Luca di Montezemolo has given Fernando Alonso "eight out of ten" for the Spaniard's 2013 season. While the Italian team is struggling to hold third position in the constructors' championship, and Fe...
Luca di Montezemolo has given Fernando Alonso "eight out of ten" for the Spaniard's 2013 season.
While the Italian team is struggling to hold third position in the constructors' championship, and Felipe Massa is just eighth in the drivers' standings, Alonso last weekend sealed the runner-up spot behind Sebastian Vettel.
The Spaniard said this week: "I am proud, because we clearly do not have the second fastest car. So finishing second is a great reward for me."
However, Alonso has had a somewhat fraught relationship with Ferrari this year, amid critical comments and rumours he toyed with moves to Red Bull and McLaren.
Asked to rank Alonso's season, president Montezemolo told CNN: "A good eight out of ten.
"I think he's really a very, very good driver," he added.

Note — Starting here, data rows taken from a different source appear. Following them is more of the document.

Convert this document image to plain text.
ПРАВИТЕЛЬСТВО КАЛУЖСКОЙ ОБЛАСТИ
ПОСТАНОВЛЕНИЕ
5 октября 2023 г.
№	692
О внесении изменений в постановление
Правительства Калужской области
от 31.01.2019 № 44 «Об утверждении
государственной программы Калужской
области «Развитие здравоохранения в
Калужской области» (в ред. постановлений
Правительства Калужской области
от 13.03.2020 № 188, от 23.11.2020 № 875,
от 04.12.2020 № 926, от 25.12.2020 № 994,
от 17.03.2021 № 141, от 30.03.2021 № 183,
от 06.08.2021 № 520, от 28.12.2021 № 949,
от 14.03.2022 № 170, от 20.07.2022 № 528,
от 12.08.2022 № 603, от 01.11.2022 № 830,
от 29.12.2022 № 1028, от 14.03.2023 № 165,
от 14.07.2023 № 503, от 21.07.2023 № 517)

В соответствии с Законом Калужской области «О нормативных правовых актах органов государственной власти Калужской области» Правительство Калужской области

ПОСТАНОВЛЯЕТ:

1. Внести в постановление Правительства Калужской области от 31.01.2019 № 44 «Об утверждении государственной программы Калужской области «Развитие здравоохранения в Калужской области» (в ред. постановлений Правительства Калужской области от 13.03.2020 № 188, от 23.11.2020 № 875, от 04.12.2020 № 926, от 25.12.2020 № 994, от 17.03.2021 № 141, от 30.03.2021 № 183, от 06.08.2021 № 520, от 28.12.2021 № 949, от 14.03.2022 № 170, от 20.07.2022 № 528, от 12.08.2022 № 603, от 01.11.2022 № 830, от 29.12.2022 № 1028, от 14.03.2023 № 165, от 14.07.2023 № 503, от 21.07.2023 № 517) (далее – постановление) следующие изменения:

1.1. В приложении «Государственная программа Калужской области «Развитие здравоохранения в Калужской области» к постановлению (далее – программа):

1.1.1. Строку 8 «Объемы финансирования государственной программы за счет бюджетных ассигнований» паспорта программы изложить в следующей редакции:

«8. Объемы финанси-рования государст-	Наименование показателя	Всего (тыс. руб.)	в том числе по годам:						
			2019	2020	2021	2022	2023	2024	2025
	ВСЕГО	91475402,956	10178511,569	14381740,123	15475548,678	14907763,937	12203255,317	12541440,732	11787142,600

Montezemolo insisted he is not making excuses, but he said Ferrari "paid a big price" for Pirelli's mid-season tyre specification switch.
He is also happy F1's rules are changing radically for 2014.
"I am very happy to change rules, because I don't like formulas where aerodynamics makes 90 per cent of the performance," said di Montezemolo.
Probably giving Alonso a higher ranking than 8 is Ferrari's team principal Stefano Domenicali, who said the Maranello team "owes him a lot".
"And next year, we must do all we can to provide him and Kimi with what they need to win."
But Alonso has admitted he is worried even the radical new rules next year, which many believe will be a clean slate for the pecking order, will not stop Red Bull's dominance.
"Red Bull has a one second (per lap) advantage," he is quoted by the BBC, "so they can put whatever exhaust blowing or engine in their car and they are still on pole."
Di Montezemolo had to "tweak" Alonso's ear earlier this year amid a spate of critical remarks, but Domenicali said he can understand the frustration.
"His frustration is our frustration," he said.
"If you are not able to give a good car or a fast enough car to a driver who is always fighting like hell, it is very important that we focus on how we develop the car in the future," the Italian added.